The catwalk where they stood was almost directly in line with her bridge. Before being admitted into the shed, workers had cut away the ship’s funnel and masts so she could fit inside. Nearly half the vessel had been lopped off, a neat line as though a giant guillotine had cut her clean. Large winches at the front of the building strained to drag the carcass up the inclined floor. Once in position, a mechanism on an overhead track lowered from the ceiling and tightened what looked like a large chain around the entire hull. Savich looked more closely. The chain was embedded with metal teeth like a flexible band saw.
“What do you think, my friend?” Savich’s host called from the bridge of the derelict freighter.
Like all Sikhs, Shere Singh wore a long beard that covered the lower portion of his face that he tucked into his tightly wound turban. The hard hat perched precariously atop the white cloth looked like a child’s toy helmet. His hair and beard were streaked with silver and discolored around his mouth from years of heavy smoking. His skin was nut brown and weathered, and he had intense, almost maniacal hazel eyes with a disconcerting tendency to stare unblinking.

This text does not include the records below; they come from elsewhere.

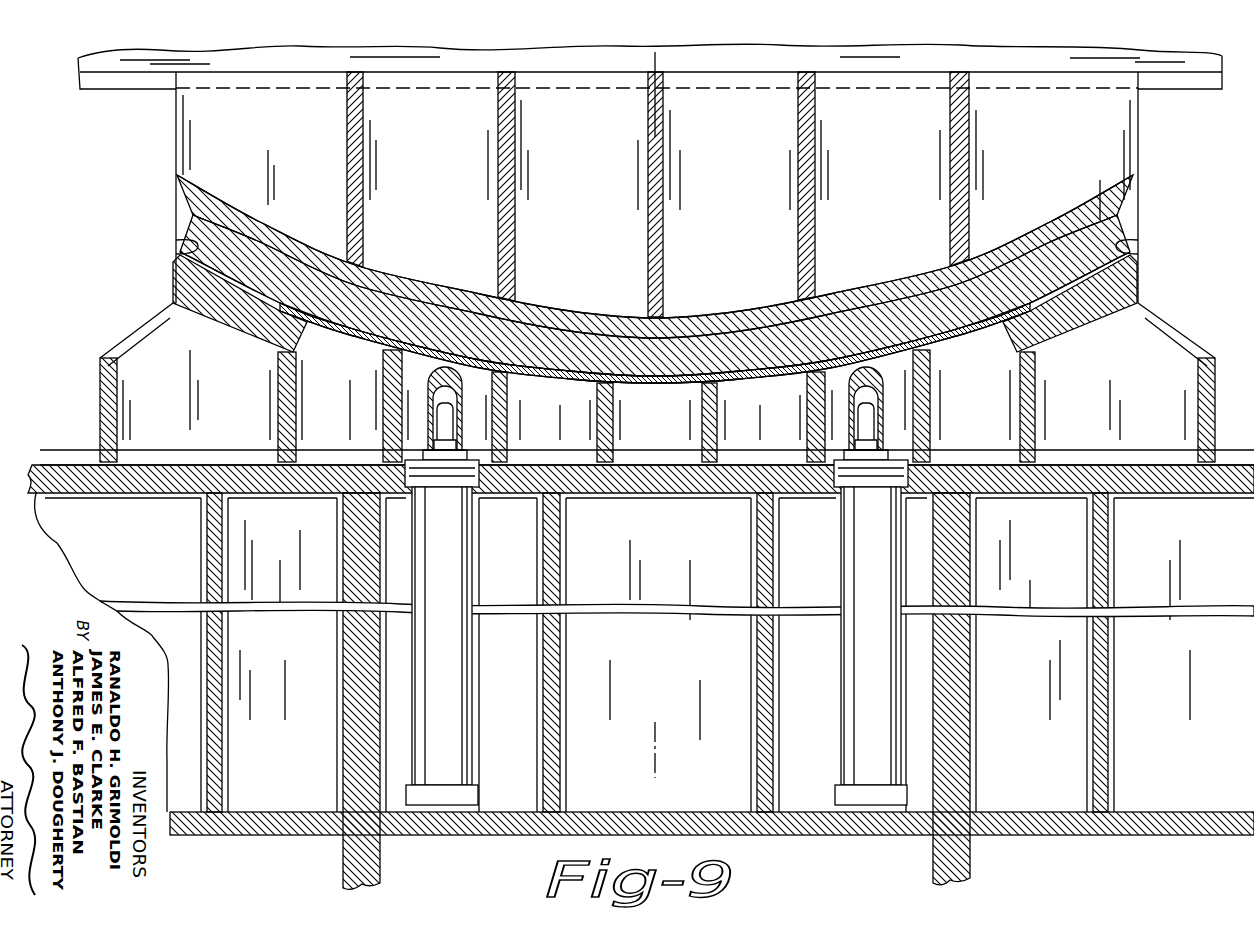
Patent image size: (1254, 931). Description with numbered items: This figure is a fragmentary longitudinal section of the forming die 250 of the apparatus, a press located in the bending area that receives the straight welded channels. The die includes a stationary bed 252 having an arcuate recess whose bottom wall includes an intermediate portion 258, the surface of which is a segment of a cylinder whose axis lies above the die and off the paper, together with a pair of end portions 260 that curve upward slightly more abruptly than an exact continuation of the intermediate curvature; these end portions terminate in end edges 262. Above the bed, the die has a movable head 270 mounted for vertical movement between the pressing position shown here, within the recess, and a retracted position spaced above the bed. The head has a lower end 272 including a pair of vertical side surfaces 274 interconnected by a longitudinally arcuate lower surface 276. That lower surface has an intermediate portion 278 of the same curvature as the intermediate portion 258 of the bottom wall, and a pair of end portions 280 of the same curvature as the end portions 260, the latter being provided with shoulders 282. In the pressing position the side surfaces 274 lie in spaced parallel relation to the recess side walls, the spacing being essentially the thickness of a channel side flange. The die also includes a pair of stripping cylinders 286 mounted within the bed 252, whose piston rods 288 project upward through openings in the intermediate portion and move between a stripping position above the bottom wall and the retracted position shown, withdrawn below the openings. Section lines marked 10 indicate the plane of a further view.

The section line 10 is at (686, 59).
The forming die 250 is at (166, 220).
The stationary bed 252 is at (98, 370).
The intermediate portion 258 is at (678, 380).
The end portions 260 is at (180, 246).
The end edges 262 is at (175, 262).
The movable head 270 is at (168, 112).
The lower end 272 is at (365, 313).
The vertical side surfaces 274 is at (590, 361).
The lower surface 276 is at (522, 368).
The intermediate portion 278 is at (628, 372).
The end portions 280 is at (200, 242).
The shoulders 282 is at (190, 200).
The stripping cylinders 286 is at (445, 550).
The piston rods 288 is at (447, 427).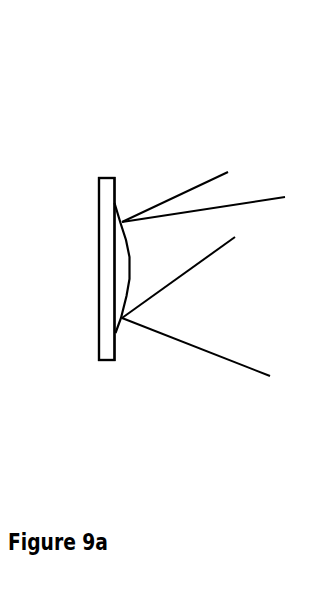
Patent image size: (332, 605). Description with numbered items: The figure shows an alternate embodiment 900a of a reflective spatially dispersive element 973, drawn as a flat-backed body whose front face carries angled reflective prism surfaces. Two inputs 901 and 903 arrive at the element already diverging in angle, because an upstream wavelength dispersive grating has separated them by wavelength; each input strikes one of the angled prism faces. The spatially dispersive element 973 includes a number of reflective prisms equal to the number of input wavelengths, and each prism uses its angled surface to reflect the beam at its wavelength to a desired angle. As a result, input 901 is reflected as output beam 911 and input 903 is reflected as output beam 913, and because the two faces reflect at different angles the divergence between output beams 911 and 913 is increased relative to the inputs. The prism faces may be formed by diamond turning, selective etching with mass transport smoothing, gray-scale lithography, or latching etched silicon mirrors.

The optical system 900a is at (128, 100).
The spatially dispersive element 973 is at (101, 365).
The input 901 is at (218, 170).
The output beam 911 is at (277, 194).
The input 903 is at (225, 250).
The output beam 913 is at (253, 368).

Singh was also at least six inches taller than Savich’s five ten, with a barrel chest, shoulders as wide as a gallows’ arm, and a heavy gut as solid as oak.
From a dossier provided by Bernhard Volkmann, Savich knew that the fifty-two-year-old Singh had raised himself up from a Lahore slum where from an early age he’d used his size and strength as tools of intimidation. He didn’t have his first legitimate job until the age of twenty-six, when he purchased controlling interest in a Pakistani import-export company at the time the United States was funneling money into the region to counter the Soviet invasion of Afghanistan. Despite the conflict raging in that mountainous country, steady streams of opium smugglers still managed to get their product to Karachi, and Singh was more than willing to forward on their raw product to the heroin-producing centers in Amsterdam, Marseilles, and Rome.
Singh understood that American support guaranteed an Afghan win, so by the time the Taliban came into power and eradicated the opium trade, he had shifted his focus elsewhere. He diversified, using bribery to secure timber rights in Malaysia, Indonesia, and New Guinea. He bought a fleet of his own ships to haul the lumber. He sold private hunting rights to wealthy Chinese so they could harvest tigers on his land and have their bones ground into aphrodisiacs. Nearly every legitimate venture he embarked upon had an illegal angle to it. Four of the twelve apartment buildings one of his companies built in Taiwan collapsed during a mild earthquake because he’d ordered the use of substandard materials. So long as his wealth continued to increase, Shere Singh didn’t care how or where he made his money.
No doubt, Savich thought as the Sikh stepped across to the catwalk, there was an illicit side to the Karamita Breakers Yard.
“Very impressive,” the Russian answered, looking at what the driver had called a ship saw and not bothering to meet Singh’s reptilian gaze.
Singh lit a cigarette in front of a No Smoking sign. “Only one like it in Asia,” he boasted. “The trick to it is the teeth. Even carbon steel would wear out. The metal in the teeth was produced in Germany. Strongest in the world. We can cut ten ships before teeth need to be replaced. Have technician come from Hamburg to show us how. We call him dentist.” When Savich didn’t laugh, Singh plowed on. “You know, fix teeth. Dentist. Is very funny.”